On lit "grand film" par-ci, on entend "classique instantané" par-là , on apprend que ce "défi technique regorge d'émotion", et patati et patata. Et pas l'ombre d'une proposition argumentative un brin convaincante et concrète sur le pourquoi du comment, sur les raisons de la réussite du dernier opus de David Fincher. Vous me direz, la presse n'a pas pour habitude d'étayer ses divers points de vue par des éléments tangibles et réfléchis. Certes. Toutefois, il y a fort à parier que si nos charmants confrères pêchent à trouver les mots pour saluer la nouvelle performance de l'auteur de Fight Club c'est vraisemblablement qu'ils étaient plus obnubilés par l'idée que représente ce projet à Oscars d'un réalisateur officiellement décrété "mature" depuis le précédent Zodiac que par le film lui-même. C'est qu'il ne faudrait pas passer à côté du phénomène annoncé de l'année…
Pour tout vous dire je suis presque jaloux d'eux, car pour la première fois, me voilà déçu par Fincher. Ho oui j'aurai aimé versé ma larme finale, j'aurai aimé être pris de vertiges métaphysiques, j'aurai tant voulu clamer une fois de plus au monde combien Fincher est un immense cinéaste (même lorsqu'il pondait films immatures sur films immatures). Or la vie à l'envers de ce Benjamin Button souffre précisément de la froideur des projets trop conçus, trop préparés, et manque singulièrement de spontanéité.
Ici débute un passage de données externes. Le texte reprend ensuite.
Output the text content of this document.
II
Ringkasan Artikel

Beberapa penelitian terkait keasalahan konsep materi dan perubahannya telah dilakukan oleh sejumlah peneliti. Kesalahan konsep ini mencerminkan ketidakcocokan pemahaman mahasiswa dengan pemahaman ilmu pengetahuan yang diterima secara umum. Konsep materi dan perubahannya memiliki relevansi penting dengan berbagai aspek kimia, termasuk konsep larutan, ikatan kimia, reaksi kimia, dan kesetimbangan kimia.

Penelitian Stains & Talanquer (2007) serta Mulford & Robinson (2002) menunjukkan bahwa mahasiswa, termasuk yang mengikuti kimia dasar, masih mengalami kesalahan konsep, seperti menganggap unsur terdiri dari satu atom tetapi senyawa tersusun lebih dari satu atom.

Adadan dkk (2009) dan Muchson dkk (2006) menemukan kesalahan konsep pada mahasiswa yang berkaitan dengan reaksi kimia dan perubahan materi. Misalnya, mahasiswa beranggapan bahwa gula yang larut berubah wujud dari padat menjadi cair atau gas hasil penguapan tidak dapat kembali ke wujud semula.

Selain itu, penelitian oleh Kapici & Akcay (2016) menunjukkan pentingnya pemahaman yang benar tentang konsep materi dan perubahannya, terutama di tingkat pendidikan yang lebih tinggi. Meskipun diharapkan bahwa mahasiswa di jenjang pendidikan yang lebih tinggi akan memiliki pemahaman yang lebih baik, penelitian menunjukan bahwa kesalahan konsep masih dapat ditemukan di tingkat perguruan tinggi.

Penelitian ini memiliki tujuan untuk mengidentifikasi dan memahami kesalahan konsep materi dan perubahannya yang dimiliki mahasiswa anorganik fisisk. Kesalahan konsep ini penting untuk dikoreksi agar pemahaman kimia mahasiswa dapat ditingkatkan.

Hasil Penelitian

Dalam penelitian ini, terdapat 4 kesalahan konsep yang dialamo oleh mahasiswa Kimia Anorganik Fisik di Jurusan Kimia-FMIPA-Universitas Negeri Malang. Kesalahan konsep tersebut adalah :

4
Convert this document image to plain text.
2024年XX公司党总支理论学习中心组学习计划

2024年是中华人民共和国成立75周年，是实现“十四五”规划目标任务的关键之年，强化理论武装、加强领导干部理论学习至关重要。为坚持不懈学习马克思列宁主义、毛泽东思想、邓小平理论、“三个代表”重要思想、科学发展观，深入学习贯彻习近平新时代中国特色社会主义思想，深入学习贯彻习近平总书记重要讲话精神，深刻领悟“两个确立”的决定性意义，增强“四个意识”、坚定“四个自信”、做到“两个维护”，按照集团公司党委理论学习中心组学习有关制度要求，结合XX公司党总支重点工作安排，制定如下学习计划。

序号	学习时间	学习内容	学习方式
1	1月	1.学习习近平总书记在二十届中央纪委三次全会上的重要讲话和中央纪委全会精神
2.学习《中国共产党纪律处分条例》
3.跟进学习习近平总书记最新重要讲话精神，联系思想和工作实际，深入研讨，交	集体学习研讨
Un manque que le traitement choisi pour adapter la nouvelle de Fitzgerald ne pouvait de toute manière jamais combler.
Car le scripte rendu par Eric Roth sent la fainéantise à chaque scène et se révèle vraiment trop pauvre pour emporter l'adhésion sur les 150 minutes du métrage. Evidemment le sujet appelait le drame romanesque, la mise en perspective d'une relation amoureuse à travers les époques et une succession de péripéties afin de matérialiser à l'image les décennies traversées par un personnage chaque fois plus jeune. Mais fallait-il pour autant en faire un dérivé de Forrest Gump (adapté pour l'écran par… Eric Roth) ? De la mère dingue de son fils au capitaine de bateau paternel en passant par la réussite industrielle d'un héros quelque peu dépassé et l'inévitable guerre traversée sans encombre, les points communs s'empilent. Et lassent. Car une telle approche sied pour une fable candide, moins pour une histoire sujette à moult questionnements sur le sens de la vie, sur les dégâts du temps et les opportunités offertes par le destin ; tout ceci est d'ailleurs tellement peu traité que les auteurs se sentent obligés de les résumer brusquement à travers la séquence de l'accident de voiture, forçant l'exercice du "et si ?" sur deux minutes quand on aurait aimé qu'il soit prégnant sur deux heures. Même le procédé du flashback conté par un perso sur son lit de mort plombe le rythme du film plus qu'il n'enrichit sa dramaturgie.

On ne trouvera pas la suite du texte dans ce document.